Viel wichtiger als das genaue Produkt ist die korrekte Anwendung. Viele Verbraucher schmieren sich die Mittel nur nachlässig in die Hände. Die Empfehlung lautet: Eine reichliche Portion in die hohle Hand geben und mindestens 20 Sekunden in beide Hände bis zum Gelenk einreiben.

Die Weltgesundheitsorganisation hält diese Mittel für überflüssig: Gründliches, langes und häufiges Händewaschen „mit Wasser und Seife“ habe den gleichen Effekt.

Jens Spahn und Horst Seehofer bei einer Pressekonferenz.

Muss die Bundeswehr eingesetzt werden? Gesundheitsminister Spahn und Innenminister Seehofer Foto: Kay Nietfeld/dpa

7. Was macht eigentlich Jens Spahn?

Die Bundesregierung hat am Mittwoch einen Krisenstab für die Corona-Epidemie eingerichtet. Gesundheitsminister Spahn stellte dessen Schwerpunkte am Donnerstag zusammen mit Innenminister Horst Seehofer in Berlin vor. Dabei präsentierte sich der 39-Jährige, der seit dieser Woche auch um den Posten des CDU-Vize kämpft, als Krisenmanager. „In dieser neuen Lage müssen wir zeigen, dass wir alles tun als Bundesregierung, um unsere Bürger bestmöglich zu schützen“, sagte Spahn.
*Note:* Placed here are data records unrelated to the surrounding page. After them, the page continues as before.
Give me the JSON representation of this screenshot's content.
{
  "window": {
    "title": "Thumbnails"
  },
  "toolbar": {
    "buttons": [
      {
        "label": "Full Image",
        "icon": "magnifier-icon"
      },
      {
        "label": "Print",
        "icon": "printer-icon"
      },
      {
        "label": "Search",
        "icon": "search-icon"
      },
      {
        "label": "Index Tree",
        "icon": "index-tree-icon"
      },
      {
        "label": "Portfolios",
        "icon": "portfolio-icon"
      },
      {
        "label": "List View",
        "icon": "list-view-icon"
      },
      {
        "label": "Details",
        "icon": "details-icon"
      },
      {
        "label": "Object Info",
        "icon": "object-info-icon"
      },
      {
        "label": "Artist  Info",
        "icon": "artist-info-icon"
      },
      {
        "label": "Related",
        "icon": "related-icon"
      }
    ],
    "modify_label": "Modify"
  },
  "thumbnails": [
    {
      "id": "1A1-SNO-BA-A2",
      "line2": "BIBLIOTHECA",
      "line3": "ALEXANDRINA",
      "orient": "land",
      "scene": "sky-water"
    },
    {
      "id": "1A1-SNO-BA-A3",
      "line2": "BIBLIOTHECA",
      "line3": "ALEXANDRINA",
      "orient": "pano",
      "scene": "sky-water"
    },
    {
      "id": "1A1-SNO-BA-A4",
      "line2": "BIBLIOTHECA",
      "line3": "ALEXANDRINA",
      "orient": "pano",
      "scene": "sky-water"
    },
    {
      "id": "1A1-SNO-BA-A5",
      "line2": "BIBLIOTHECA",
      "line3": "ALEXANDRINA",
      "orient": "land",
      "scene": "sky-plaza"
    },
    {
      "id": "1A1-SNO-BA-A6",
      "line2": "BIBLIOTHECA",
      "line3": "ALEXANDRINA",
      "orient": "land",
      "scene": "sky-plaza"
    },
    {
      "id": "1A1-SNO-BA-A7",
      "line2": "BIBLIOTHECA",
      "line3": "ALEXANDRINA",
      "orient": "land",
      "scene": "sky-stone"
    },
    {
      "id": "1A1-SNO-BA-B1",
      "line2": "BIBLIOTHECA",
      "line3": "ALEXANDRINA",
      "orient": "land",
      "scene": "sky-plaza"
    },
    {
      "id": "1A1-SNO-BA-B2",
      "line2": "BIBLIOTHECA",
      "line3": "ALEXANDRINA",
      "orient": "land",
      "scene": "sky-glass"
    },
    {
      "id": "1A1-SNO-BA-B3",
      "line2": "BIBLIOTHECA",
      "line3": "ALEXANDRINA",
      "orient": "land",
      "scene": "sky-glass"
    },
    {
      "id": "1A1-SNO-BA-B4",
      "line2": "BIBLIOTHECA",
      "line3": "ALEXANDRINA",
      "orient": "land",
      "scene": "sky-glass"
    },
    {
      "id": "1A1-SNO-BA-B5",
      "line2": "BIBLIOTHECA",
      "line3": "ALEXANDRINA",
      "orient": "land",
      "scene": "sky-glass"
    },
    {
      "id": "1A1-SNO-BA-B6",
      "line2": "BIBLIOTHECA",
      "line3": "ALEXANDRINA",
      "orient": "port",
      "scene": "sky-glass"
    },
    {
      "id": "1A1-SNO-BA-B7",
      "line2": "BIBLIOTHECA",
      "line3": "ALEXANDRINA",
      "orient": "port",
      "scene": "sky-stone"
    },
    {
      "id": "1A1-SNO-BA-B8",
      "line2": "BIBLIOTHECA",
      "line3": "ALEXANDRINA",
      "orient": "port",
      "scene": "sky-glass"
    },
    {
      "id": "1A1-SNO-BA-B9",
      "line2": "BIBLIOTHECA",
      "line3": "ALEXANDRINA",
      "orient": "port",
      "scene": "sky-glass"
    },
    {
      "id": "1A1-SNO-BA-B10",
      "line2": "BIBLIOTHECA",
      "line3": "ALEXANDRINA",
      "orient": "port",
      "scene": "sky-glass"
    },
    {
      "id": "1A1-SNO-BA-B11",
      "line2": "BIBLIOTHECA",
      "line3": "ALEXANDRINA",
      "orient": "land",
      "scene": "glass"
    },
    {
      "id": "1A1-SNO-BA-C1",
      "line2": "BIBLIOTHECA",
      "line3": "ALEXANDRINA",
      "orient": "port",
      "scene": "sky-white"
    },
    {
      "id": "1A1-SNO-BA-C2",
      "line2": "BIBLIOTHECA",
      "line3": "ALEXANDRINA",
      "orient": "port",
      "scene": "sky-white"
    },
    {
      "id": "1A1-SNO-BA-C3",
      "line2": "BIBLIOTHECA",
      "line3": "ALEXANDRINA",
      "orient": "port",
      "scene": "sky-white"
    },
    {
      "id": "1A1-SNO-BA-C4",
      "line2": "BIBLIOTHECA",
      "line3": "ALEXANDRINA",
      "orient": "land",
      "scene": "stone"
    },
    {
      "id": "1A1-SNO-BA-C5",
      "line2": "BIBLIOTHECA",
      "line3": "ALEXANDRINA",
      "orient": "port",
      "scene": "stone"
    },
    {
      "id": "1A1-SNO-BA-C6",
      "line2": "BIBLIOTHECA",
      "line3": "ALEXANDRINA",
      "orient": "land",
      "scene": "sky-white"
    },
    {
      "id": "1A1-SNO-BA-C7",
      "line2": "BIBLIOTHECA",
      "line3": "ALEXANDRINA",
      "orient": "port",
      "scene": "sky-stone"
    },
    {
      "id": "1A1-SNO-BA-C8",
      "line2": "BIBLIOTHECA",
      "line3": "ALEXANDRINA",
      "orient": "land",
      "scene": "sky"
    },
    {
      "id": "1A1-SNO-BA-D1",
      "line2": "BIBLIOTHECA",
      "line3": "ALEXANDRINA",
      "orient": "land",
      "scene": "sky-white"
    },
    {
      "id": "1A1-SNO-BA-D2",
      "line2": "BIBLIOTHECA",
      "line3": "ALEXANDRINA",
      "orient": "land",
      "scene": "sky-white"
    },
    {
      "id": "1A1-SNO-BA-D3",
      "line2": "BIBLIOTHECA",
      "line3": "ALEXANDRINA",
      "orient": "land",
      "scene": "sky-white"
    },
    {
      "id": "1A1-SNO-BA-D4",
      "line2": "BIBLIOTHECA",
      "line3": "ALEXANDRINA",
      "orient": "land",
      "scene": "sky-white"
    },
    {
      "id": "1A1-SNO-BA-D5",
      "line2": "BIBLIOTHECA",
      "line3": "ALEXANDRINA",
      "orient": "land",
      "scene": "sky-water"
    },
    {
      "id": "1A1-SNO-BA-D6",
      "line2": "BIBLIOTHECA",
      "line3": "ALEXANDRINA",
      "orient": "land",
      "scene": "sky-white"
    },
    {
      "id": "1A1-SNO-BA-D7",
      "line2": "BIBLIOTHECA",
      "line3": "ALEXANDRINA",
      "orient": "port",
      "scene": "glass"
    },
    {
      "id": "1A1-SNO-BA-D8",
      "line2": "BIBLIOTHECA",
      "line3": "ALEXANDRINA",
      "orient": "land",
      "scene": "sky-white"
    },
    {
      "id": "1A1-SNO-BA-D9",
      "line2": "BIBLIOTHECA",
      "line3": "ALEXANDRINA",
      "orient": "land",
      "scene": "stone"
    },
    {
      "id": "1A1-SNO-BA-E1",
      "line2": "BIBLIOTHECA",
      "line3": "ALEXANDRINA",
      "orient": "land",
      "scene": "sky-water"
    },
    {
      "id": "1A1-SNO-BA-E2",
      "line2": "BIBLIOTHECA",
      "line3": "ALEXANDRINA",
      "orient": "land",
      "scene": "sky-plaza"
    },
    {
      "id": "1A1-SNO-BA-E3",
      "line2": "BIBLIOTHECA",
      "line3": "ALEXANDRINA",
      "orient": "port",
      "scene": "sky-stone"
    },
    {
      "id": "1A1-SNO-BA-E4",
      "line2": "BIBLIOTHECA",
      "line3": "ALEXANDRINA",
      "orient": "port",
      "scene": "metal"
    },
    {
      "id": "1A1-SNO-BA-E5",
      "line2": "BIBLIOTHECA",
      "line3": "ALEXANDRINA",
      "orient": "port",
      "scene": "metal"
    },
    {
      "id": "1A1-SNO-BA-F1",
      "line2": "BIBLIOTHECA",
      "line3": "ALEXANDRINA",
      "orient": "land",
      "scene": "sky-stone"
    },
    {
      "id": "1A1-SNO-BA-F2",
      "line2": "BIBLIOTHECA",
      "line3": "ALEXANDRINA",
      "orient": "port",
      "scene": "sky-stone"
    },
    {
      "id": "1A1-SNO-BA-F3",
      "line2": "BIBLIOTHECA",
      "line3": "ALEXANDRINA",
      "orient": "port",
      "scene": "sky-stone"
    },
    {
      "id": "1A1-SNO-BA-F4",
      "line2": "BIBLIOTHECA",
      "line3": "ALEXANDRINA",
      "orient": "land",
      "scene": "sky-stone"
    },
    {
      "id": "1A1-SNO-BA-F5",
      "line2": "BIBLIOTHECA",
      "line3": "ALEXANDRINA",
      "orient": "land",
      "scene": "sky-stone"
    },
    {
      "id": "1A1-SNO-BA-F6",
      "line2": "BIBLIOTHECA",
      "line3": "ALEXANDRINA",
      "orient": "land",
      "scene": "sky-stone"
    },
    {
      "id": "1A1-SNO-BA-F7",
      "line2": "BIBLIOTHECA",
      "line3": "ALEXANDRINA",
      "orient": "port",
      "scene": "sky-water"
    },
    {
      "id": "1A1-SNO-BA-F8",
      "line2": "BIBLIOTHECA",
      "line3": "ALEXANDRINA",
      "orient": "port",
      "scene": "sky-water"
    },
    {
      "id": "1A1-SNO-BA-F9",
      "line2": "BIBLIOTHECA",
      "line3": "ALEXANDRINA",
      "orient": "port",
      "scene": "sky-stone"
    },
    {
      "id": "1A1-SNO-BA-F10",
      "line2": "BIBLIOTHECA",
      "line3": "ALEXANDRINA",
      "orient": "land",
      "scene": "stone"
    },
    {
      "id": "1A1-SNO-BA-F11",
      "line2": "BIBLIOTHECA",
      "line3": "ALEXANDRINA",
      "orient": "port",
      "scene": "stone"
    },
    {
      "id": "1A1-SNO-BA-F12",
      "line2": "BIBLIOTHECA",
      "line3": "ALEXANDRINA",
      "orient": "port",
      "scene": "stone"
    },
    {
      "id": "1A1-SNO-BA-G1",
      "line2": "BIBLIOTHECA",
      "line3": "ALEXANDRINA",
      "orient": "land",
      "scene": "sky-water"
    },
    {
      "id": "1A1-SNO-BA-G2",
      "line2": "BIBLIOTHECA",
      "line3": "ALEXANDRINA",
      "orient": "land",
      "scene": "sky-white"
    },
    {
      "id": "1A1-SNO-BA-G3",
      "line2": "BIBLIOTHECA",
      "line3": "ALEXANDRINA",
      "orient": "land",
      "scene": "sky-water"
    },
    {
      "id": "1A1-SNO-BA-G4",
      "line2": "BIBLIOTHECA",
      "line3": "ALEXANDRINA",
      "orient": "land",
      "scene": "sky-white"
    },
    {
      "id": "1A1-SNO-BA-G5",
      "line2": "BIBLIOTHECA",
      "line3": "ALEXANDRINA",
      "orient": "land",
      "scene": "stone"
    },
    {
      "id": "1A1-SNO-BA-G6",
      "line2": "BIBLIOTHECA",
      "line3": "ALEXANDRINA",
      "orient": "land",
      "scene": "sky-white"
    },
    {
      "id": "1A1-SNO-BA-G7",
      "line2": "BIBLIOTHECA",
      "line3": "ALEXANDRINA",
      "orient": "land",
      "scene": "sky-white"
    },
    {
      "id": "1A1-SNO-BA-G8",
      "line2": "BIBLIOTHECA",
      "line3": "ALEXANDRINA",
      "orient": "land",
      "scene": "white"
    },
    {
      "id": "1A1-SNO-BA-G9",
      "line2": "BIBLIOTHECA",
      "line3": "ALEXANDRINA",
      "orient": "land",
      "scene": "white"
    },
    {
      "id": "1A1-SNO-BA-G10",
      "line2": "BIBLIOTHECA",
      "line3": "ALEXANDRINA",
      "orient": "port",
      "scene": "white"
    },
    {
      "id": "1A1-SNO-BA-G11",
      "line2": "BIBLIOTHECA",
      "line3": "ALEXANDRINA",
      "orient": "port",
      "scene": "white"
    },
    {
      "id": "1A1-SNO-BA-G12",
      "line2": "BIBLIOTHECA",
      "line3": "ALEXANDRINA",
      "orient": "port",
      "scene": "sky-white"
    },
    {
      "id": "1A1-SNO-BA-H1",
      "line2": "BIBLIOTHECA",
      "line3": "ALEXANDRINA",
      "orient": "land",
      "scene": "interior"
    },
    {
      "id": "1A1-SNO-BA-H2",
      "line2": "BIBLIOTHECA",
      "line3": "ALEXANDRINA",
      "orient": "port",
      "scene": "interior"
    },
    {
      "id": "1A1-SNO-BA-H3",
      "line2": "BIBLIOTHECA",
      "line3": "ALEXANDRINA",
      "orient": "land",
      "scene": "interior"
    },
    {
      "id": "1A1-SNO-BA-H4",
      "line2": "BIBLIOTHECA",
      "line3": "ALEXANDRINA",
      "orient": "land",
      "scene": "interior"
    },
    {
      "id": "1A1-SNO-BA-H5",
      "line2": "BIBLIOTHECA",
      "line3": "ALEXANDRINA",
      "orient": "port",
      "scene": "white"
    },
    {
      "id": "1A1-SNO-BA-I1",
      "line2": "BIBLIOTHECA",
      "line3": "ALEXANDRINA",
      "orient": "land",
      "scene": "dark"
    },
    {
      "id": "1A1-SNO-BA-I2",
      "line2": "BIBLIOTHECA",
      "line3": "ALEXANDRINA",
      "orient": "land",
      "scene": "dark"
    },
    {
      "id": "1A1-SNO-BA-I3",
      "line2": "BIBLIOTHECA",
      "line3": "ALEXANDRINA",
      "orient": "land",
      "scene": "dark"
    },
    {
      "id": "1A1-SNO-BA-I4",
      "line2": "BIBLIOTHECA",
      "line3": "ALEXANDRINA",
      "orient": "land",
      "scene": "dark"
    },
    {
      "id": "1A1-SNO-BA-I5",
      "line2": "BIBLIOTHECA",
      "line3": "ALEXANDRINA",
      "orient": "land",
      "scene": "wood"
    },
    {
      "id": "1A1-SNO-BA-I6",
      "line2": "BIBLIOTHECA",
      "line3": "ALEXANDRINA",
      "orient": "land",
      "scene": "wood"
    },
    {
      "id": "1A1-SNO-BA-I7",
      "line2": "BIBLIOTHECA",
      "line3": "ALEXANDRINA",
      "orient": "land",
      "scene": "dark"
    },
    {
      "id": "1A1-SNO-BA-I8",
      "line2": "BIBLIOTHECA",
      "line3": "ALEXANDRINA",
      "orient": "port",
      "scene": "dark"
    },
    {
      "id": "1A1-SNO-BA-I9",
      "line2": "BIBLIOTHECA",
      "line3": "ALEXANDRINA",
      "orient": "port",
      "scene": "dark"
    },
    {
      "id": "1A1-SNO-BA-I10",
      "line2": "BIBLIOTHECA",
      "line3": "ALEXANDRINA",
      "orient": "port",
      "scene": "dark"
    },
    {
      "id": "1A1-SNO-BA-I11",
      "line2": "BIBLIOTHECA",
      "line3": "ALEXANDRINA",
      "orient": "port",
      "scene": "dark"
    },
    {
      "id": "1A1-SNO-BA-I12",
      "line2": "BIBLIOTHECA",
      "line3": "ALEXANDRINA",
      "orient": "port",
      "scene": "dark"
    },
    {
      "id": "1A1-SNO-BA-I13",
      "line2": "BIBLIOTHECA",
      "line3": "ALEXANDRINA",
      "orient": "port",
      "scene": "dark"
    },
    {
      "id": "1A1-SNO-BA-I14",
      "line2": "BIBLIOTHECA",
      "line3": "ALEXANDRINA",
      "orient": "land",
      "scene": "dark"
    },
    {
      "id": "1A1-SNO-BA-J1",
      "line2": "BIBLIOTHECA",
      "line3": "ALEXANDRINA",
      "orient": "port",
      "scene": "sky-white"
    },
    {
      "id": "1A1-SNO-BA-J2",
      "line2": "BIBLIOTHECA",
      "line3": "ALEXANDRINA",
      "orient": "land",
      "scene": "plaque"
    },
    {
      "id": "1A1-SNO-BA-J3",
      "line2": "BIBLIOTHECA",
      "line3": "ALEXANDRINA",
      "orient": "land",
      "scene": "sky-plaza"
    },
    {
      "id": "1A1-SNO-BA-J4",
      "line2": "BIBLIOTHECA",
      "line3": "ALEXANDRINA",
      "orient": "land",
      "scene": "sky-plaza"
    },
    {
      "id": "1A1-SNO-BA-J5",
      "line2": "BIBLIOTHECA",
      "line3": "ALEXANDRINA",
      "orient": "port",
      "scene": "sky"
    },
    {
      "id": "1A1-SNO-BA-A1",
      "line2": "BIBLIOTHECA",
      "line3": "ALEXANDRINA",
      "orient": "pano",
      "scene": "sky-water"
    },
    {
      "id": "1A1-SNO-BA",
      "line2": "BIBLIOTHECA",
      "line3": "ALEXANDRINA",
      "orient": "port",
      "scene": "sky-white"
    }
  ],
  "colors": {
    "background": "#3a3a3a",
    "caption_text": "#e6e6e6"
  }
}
Eine erste Entscheidung des Krisenstabs: Nicht nur Flugreisende aus China, sondern auch aus Südkorea, Japan, dem Iran und Italien müssen künftig sogenannte Aussteigerkarten ausfüllen. Darauf sollen sie ihren Aufenthaltsort in Deutschland eintragen. Stellt sich heraus, dass ein Passagier infiziert war, können so seine Mitreisenden schneller gefunden und informiert werden. Auch für den grenzüberschreitenden Zug- und Busverkehr wünschen sich die beiden Minister diese Praxis, mangels Rechtsgrundlage appellieren sie hier auf die freiwillige Mitarbeit der Verkehrsunternehmen.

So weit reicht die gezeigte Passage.